The beginning of a new year is an excellent time to clean up and organize your systems and processes. The data stored on your various systems needs to stay out of the hands of hackers, remaining safely within your organization, but there may be more sensitive data that should be protected from general staff access.

How do you sort through this data and start to protect it?

The first step is to create a data classification and handling policy.  This includes categorizing your data, and determining who can access these categories. Written procedures and guidelines for data classification policies should define what categories and criteria your organization will use to classify data. They also specify the roles and responsibilities of employees within the organization regarding data stewardship.

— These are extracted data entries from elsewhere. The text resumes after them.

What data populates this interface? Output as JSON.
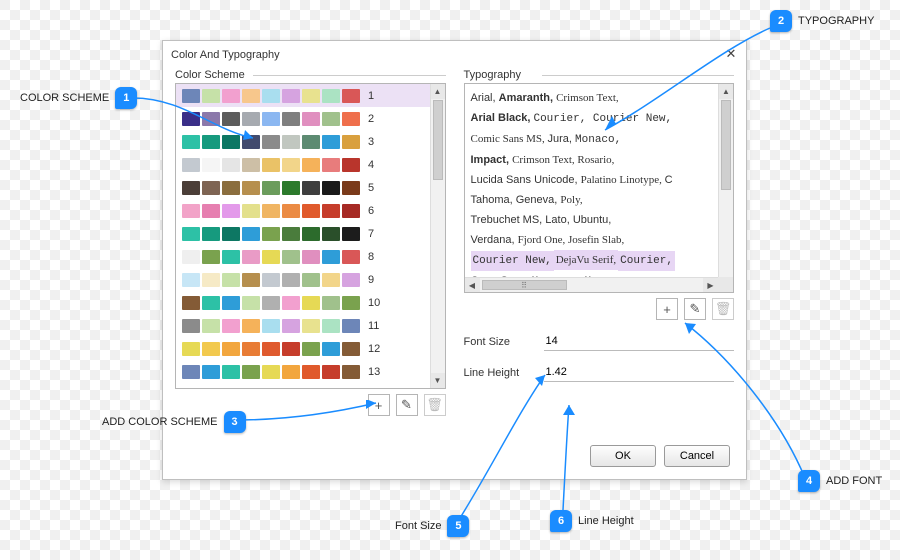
{
  "dialog_title": "Color And Typography",
  "groups": {
    "color": "Color Scheme",
    "typo": "Typography"
  },
  "schemes": [
    {
      "n": "1",
      "c": [
        "#6d86b8",
        "#c6e1a8",
        "#f2a0cf",
        "#f7c78c",
        "#a9deef",
        "#d6a3e0",
        "#e8e28f",
        "#abe3c3",
        "#d95757"
      ],
      "sel": true
    },
    {
      "n": "2",
      "c": [
        "#3a2e88",
        "#8b78aa",
        "#5c5c5c",
        "#a6aab0",
        "#8bb7f1",
        "#7f7f7f",
        "#e08fbf",
        "#a0c18c",
        "#ef6f4c"
      ]
    },
    {
      "n": "3",
      "c": [
        "#2dc1a6",
        "#169a7e",
        "#0d7763",
        "#424b6e",
        "#8b8b8b",
        "#c1c7c0",
        "#5d8b72",
        "#2e9dd8",
        "#d9a03e"
      ]
    },
    {
      "n": "4",
      "c": [
        "#c3c9d0",
        "#f5f5f5",
        "#e5e5e5",
        "#cdbfa6",
        "#eac267",
        "#f2d58a",
        "#f5b25a",
        "#e87c7c",
        "#b9352c"
      ]
    },
    {
      "n": "5",
      "c": [
        "#4b3e38",
        "#7e6453",
        "#8b6e3e",
        "#b68f4e",
        "#6b9c5c",
        "#2c7a2c",
        "#3e3e3e",
        "#1a1a1a",
        "#7a3a1a"
      ]
    },
    {
      "n": "6",
      "c": [
        "#f2a3c8",
        "#e67fb0",
        "#e39aea",
        "#e3e08c",
        "#f0b563",
        "#eb8b44",
        "#e05a2c",
        "#c63d2b",
        "#a62a24"
      ]
    },
    {
      "n": "7",
      "c": [
        "#2dc1a6",
        "#169a7e",
        "#0d7763",
        "#2e9dd8",
        "#7aa24e",
        "#4a7c3c",
        "#2c6b2c",
        "#2a4f2a",
        "#1c1c1c"
      ]
    },
    {
      "n": "8",
      "c": [
        "#efefef",
        "#7aa24e",
        "#2dc1a6",
        "#e99bc6",
        "#e6d955",
        "#a0c18c",
        "#e08fbf",
        "#2e9dd8",
        "#d95757"
      ]
    },
    {
      "n": "9",
      "c": [
        "#c7e6f6",
        "#f6eac6",
        "#c6e1a8",
        "#b68f4e",
        "#c3c9d0",
        "#b0b0b0",
        "#a0c18c",
        "#f2d58a",
        "#d6a3e0"
      ]
    },
    {
      "n": "10",
      "c": [
        "#845b36",
        "#2dc1a6",
        "#2e9dd8",
        "#c6e1a8",
        "#b0b0b0",
        "#f2a0cf",
        "#e6d955",
        "#a0c18c",
        "#7aa24e"
      ]
    },
    {
      "n": "11",
      "c": [
        "#8b8b8b",
        "#c6e1a8",
        "#f2a0cf",
        "#f5b25a",
        "#a9deef",
        "#d6a3e0",
        "#e8e28f",
        "#abe3c3",
        "#6d86b8"
      ]
    },
    {
      "n": "12",
      "c": [
        "#e6d955",
        "#f2c94e",
        "#f2a63e",
        "#e87c35",
        "#df5a2e",
        "#c63d2b",
        "#7aa24e",
        "#2e9dd8",
        "#845b36"
      ]
    },
    {
      "n": "13",
      "c": [
        "#6d86b8",
        "#2e9dd8",
        "#2dc1a6",
        "#7aa24e",
        "#e6d955",
        "#f2a63e",
        "#e05a2c",
        "#c63d2b",
        "#845b36"
      ]
    }
  ],
  "typo_lines": [
    [
      {
        "t": "Arial,",
        "cls": "tf"
      },
      {
        "t": "Amaranth,",
        "cls": "bold"
      },
      {
        "t": "Crimson Text,",
        "cls": "serif"
      }
    ],
    [
      {
        "t": "Arial Black,",
        "cls": "bold"
      },
      {
        "t": "Courier,",
        "cls": "mono"
      },
      {
        "t": "Courier New,",
        "cls": "mono"
      }
    ],
    [
      {
        "t": "Comic Sans MS,",
        "cls": "comic"
      },
      {
        "t": "Jura,",
        "cls": "tf"
      },
      {
        "t": "Monaco,",
        "cls": "mono"
      }
    ],
    [
      {
        "t": "Impact,",
        "cls": "bold"
      },
      {
        "t": "Crimson Text,",
        "cls": "serif"
      },
      {
        "t": "Rosario,",
        "cls": "serif"
      }
    ],
    [
      {
        "t": "Lucida Sans Unicode,",
        "cls": "tf"
      },
      {
        "t": "Palatino Linotype,",
        "cls": "serif"
      },
      {
        "t": "C",
        "cls": "tf"
      }
    ],
    [
      {
        "t": "Tahoma,",
        "cls": "tf"
      },
      {
        "t": "Geneva,",
        "cls": "tf"
      },
      {
        "t": "Poly,",
        "cls": "serif"
      }
    ],
    [
      {
        "t": "Trebuchet MS,",
        "cls": "tf"
      },
      {
        "t": "Lato,",
        "cls": "tf"
      },
      {
        "t": "Ubuntu,",
        "cls": "tf"
      }
    ],
    [
      {
        "t": "Verdana,",
        "cls": "tf"
      },
      {
        "t": "Fjord One,",
        "cls": "serif"
      },
      {
        "t": "Josefin Slab,",
        "cls": "serif"
      }
    ],
    [
      {
        "t": "Courier New,",
        "cls": "mono sel"
      },
      {
        "t": "DejaVu Serif,",
        "cls": "serif sel"
      },
      {
        "t": "Courier,",
        "cls": "mono sel"
      }
    ],
    [
      {
        "t": "Open Sans,",
        "cls": "tf"
      },
      {
        "t": "Monaco,",
        "cls": "mono"
      },
      {
        "t": "Monospace,",
        "cls": "mono"
      }
    ]
  ],
  "fields": {
    "font_size": {
      "label": "Font Size",
      "value": "14"
    },
    "line_height": {
      "label": "Line Height",
      "value": "1.42"
    }
  },
  "buttons": {
    "ok": "OK",
    "cancel": "Cancel"
  },
  "tool_icons": {
    "add": "+",
    "edit": "✎",
    "delete": "🗑"
  },
  "callouts": {
    "c1": {
      "n": "1",
      "label": "COLOR SCHEME"
    },
    "c2": {
      "n": "2",
      "label": "TYPOGRAPHY"
    },
    "c3": {
      "n": "3",
      "label": "ADD COLOR SCHEME"
    },
    "c4": {
      "n": "4",
      "label": "ADD FONT"
    },
    "c5": {
      "n": "5",
      "label": "Font Size"
    },
    "c6": {
      "n": "6",
      "label": "Line Height"
    }
  }
}
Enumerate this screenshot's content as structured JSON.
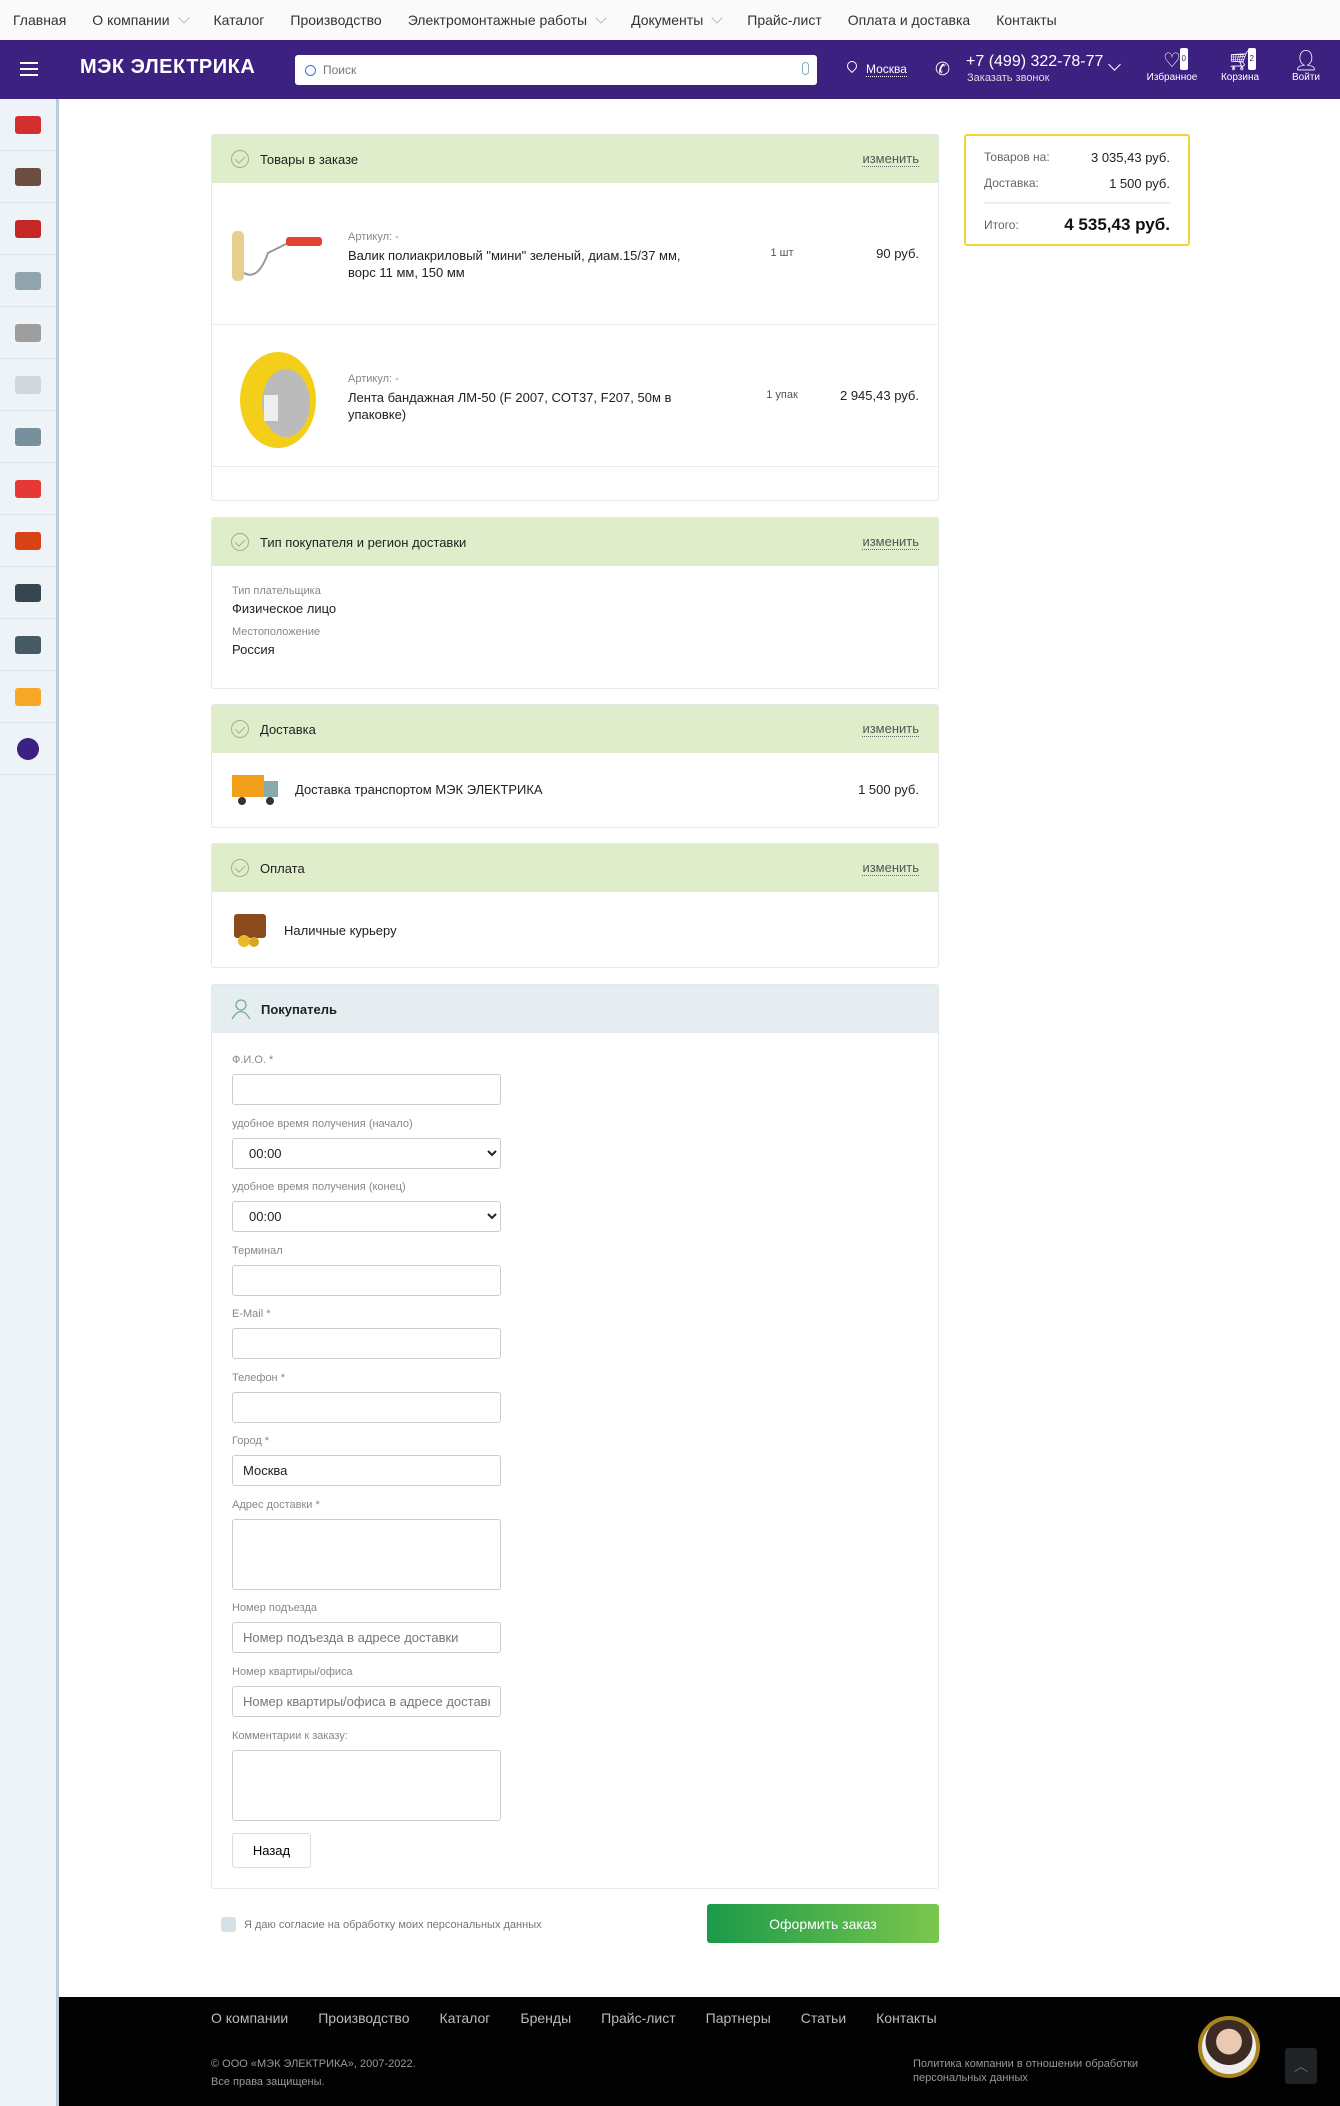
{
  "topnav": [
    "Главная",
    "О компании",
    "Каталог",
    "Производство",
    "Электромонтажные работы",
    "Документы",
    "Прайс-лист",
    "Оплата и доставка",
    "Контакты"
  ],
  "topnav_dropdowns": [
    false,
    true,
    false,
    false,
    true,
    true,
    false,
    false,
    false
  ],
  "header": {
    "logo": "МЭК ЭЛЕКТРИКА",
    "search_placeholder": "Поиск",
    "city": "Москва",
    "phone": "+7 (499) 322-78-77",
    "callback": "Заказать звонок",
    "favorites": "Избранное",
    "favorites_count": "0",
    "cart": "Корзина",
    "cart_count": "2",
    "login": "Войти",
    "brand_color": "#3c2180"
  },
  "order": {
    "title": "Товары в заказе",
    "edit": "изменить",
    "items": [
      {
        "article": "Артикул: -",
        "name": "Валик полиакриловый \"мини\" зеленый, диам.15/37 мм, ворс 11 мм, 150 мм",
        "qty": "1 шт",
        "price": "90 руб."
      },
      {
        "article": "Артикул: -",
        "name": "Лента бандажная ЛМ-50 (F 2007, COT37, F207, 50м в упаковке)",
        "qty": "1 упак",
        "price": "2 945,43 руб."
      }
    ]
  },
  "buyer_type": {
    "title": "Тип покупателя и регион доставки",
    "edit": "изменить",
    "payer_label": "Тип плательщика",
    "payer": "Физическое лицо",
    "location_label": "Местоположение",
    "location": "Россия"
  },
  "delivery": {
    "title": "Доставка",
    "edit": "изменить",
    "name": "Доставка транспортом МЭК ЭЛЕКТРИКА",
    "price": "1 500 руб."
  },
  "payment": {
    "title": "Оплата",
    "edit": "изменить",
    "name": "Наличные курьеру"
  },
  "buyer": {
    "title": "Покупатель",
    "fields": [
      {
        "label": "Ф.И.О. *",
        "value": "",
        "placeholder": ""
      },
      {
        "label": "удобное время получения (начало)",
        "value": "00:00"
      },
      {
        "label": "удобное время получения (конец)",
        "value": "00:00"
      },
      {
        "label": "Терминал",
        "value": "",
        "placeholder": ""
      },
      {
        "label": "E-Mail *",
        "value": "",
        "placeholder": ""
      },
      {
        "label": "Телефон *",
        "value": "",
        "placeholder": ""
      },
      {
        "label": "Город *",
        "value": "Москва",
        "placeholder": ""
      },
      {
        "label": "Адрес доставки *",
        "value": ""
      },
      {
        "label": "Номер подъезда",
        "value": "",
        "placeholder": "Номер подъезда в адресе доставки"
      },
      {
        "label": "Номер квартиры/офиса",
        "value": "",
        "placeholder": "Номер квартиры/офиса в адресе доставки"
      },
      {
        "label": "Комментарии к заказу:",
        "value": ""
      }
    ],
    "back": "Назад"
  },
  "summary": {
    "goods_label": "Товаров на:",
    "goods": "3 035,43 руб.",
    "delivery_label": "Доставка:",
    "delivery": "1 500 руб.",
    "total_label": "Итого:",
    "total": "4 535,43 руб."
  },
  "consent": "Я даю согласие на обработку моих персональных данных",
  "submit": "Оформить заказ",
  "footer": {
    "links": [
      "О компании",
      "Производство",
      "Каталог",
      "Бренды",
      "Прайс-лист",
      "Партнеры",
      "Статьи",
      "Контакты"
    ],
    "copyright": "© ООО «МЭК ЭЛЕКТРИКА», 2007-2022.",
    "rights": "Все права защищены.",
    "policy": "Политика компании в отношении обработки персональных данных"
  },
  "sidebar_colors": [
    "#d32f2f",
    "#6d4c41",
    "#c62828",
    "#90a4ae",
    "#9e9e9e",
    "#cfd8dc",
    "#78909c",
    "#e53935",
    "#d84315",
    "#37474f",
    "#455a64",
    "#f9a825",
    "#3c2180"
  ]
}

This can be very basic, or quite complex.  If it is too complex you might find that all it does is gather dust.  Shoot for simple but effective.  The process is too complex to fully cover here, but these sites offer some good information to start:

https://www.netwrix.com/data_classification_policy_template.html

https://www.packetlabs.net/posts/data-classification/#:~:text=of%20the%20business.-,Data%20Classification%20Levels,%2C%20Confidential%2C%20Internal%2C%20Public.

  • First, you will need to create classification levels, impact levels, and audience to apply to your data.
  • Next, you will need to audit your current data and apply this policy framework to groups of your data. You then need to apply the correct protections around your data and test it.
  • Lastly, you should set up alerts when internal or external staff access or attempt to access any data that they are restricted from accessing.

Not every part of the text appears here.